Theme of Emma
The theme is man's absurdities — not the high-minded and exceptional absurdities of tragedy or the grim ones of Swiftean satire, but those common, frequent, and more laughable ones of society, its code of manners, and its fabricated engagement of man's time, thought, and energy.
Beneath Austen's satiric comedy is a moralistic realism. By picturing the real incongruities of social matters, she implies what may be right: the ideal balance between head and heart, between common sense and goodness, between rationality and imagination or emotion. Hers is not a naturalistic world inimical to or destructive of the individual. Rather, it is a fairly stable social world that operates comfortably as long as there is no major aberration from it. It can, in fact (if we judge from the outcome of the story), operate effectively in spite of an aberration, secure that the deviation can be rectified and absorbed so that the deviant (Emma) finds and accepts her proper place.

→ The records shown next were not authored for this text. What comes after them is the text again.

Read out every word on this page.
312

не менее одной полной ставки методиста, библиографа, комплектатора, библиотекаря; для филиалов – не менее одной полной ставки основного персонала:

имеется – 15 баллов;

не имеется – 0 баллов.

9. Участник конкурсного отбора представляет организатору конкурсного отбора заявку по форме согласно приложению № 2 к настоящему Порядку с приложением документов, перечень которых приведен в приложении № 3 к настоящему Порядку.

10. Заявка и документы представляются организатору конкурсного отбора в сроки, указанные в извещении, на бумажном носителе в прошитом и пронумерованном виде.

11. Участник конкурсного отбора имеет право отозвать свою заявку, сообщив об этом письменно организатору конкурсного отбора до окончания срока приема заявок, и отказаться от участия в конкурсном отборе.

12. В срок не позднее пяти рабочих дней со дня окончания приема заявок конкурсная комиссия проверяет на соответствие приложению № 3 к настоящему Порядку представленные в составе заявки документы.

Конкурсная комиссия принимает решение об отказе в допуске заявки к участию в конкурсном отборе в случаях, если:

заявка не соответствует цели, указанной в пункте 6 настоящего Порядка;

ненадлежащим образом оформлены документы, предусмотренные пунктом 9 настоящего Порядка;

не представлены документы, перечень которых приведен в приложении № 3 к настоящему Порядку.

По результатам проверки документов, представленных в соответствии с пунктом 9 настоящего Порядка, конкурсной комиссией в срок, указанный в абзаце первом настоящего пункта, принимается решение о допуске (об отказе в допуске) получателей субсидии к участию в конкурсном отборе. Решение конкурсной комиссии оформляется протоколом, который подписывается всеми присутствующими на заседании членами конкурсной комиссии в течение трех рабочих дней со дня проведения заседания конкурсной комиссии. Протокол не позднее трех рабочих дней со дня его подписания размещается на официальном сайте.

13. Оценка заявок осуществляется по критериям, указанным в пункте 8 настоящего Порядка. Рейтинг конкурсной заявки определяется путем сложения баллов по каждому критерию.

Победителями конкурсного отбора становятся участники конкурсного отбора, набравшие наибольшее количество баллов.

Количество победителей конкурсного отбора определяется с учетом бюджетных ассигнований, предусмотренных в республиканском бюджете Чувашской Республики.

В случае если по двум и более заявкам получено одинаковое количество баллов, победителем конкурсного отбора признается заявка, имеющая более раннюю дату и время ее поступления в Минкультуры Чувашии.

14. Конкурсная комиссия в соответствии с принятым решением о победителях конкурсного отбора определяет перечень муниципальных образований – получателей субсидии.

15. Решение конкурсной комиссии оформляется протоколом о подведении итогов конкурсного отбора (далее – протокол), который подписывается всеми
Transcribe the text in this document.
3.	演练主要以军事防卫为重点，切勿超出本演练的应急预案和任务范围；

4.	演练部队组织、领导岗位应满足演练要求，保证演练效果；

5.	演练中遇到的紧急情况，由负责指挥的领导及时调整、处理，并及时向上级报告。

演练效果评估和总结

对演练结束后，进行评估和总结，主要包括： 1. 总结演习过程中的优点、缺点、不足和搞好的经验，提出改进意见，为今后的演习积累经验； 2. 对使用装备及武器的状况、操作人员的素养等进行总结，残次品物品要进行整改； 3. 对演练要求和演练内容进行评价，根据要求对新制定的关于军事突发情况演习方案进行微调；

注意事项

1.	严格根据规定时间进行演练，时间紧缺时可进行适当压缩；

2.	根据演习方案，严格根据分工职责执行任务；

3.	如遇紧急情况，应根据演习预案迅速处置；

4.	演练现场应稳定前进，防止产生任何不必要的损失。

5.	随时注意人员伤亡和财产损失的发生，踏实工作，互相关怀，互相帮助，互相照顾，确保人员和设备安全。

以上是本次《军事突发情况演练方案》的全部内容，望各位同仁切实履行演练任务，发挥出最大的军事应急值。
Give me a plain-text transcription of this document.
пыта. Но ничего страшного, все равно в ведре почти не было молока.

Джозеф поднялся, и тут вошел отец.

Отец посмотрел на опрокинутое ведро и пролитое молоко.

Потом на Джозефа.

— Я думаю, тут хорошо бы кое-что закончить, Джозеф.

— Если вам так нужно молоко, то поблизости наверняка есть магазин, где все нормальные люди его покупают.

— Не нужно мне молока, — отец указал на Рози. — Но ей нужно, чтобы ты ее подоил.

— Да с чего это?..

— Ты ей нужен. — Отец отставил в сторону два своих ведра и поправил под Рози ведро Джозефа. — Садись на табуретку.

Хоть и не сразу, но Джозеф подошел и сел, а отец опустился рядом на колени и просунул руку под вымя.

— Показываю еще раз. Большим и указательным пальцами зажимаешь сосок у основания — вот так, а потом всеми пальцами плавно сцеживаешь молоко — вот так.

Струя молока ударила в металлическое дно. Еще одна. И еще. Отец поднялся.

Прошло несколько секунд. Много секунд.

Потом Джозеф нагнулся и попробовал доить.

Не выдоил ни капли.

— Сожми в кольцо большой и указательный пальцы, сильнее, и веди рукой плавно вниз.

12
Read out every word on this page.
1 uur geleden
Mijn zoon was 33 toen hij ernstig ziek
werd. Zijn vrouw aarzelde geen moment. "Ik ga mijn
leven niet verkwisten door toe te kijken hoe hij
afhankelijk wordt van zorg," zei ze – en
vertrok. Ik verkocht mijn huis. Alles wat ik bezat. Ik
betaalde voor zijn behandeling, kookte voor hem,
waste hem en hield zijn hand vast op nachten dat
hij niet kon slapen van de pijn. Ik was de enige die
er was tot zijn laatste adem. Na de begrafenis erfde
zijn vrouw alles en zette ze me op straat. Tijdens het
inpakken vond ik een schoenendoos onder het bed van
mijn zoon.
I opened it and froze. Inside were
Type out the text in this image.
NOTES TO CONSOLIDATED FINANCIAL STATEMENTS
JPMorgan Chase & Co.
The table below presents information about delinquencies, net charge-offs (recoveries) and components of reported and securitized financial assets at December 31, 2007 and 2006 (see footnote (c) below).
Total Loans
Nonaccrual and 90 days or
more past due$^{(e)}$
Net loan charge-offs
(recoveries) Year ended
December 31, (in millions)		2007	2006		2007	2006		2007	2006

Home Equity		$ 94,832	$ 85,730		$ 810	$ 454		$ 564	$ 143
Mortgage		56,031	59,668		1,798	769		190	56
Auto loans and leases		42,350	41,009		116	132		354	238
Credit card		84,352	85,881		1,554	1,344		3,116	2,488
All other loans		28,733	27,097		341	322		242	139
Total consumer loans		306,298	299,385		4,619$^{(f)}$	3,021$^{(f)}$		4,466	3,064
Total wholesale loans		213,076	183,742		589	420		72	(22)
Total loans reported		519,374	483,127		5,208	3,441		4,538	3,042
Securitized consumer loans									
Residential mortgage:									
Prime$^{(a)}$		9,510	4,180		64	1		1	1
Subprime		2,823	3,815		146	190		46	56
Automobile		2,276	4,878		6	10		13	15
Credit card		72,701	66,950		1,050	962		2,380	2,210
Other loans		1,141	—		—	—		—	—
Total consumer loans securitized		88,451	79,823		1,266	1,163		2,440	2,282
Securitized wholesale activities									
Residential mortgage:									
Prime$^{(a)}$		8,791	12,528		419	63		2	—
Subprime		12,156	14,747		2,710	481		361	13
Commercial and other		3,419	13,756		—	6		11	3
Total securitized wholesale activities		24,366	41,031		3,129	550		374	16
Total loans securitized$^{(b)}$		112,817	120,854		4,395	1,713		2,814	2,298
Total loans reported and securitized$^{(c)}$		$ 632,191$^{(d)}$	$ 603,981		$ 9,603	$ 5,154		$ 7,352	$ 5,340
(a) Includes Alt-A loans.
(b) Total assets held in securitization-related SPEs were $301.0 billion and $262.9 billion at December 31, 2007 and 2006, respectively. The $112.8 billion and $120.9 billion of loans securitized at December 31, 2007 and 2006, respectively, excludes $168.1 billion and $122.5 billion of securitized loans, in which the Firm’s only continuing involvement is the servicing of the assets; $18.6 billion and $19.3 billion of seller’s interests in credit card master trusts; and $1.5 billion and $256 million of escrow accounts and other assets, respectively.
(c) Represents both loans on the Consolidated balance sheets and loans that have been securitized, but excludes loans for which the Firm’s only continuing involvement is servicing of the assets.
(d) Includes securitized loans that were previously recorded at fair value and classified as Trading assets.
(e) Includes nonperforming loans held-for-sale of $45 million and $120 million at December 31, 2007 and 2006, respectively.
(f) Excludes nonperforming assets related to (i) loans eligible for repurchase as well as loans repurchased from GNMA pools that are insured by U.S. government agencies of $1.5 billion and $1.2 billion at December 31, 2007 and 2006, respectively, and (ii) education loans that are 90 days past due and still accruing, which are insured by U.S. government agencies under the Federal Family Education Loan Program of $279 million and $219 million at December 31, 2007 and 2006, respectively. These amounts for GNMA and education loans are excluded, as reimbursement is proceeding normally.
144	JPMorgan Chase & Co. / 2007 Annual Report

It is against this background that Emma pursues her willful and subsequently crossed-purpose way. In the end her change is not into something new and different from her time and place, but into something that is the standard of her environment. Her change is not the kind associated with a liberal idea of progress, but the kind found in the conservative idea of progress: she develops into, not out of, a social tradition. Thus a major thematic irony of the book is that at the end Austen lets the reader see that, in spite of the surface doubts and disturbance, there was never any real danger that the environmental fabric would be changed because of, or for, Emma. This certainty is driven home by the comfortable (and, literarily, conventional) pairing off of the marriageable couples.
Nevertheless, the triumph of this social world does not mean that it is necessarily the best of its kind. Thematic satire at the expense of the manners and people of this world is given throughout the book. A crowning irony comes at the very end when Emma and George can be comfortably paired off in marriage only because the robbing of poultry houses makes Mr. Woodhouse want George around for protection. Such a relationship between cause and effect — between the ludicrous and the desirable — underscores the inclusive satirical theme of incongruity. By moralistic implication a world of balanced congruities is yet to be attained.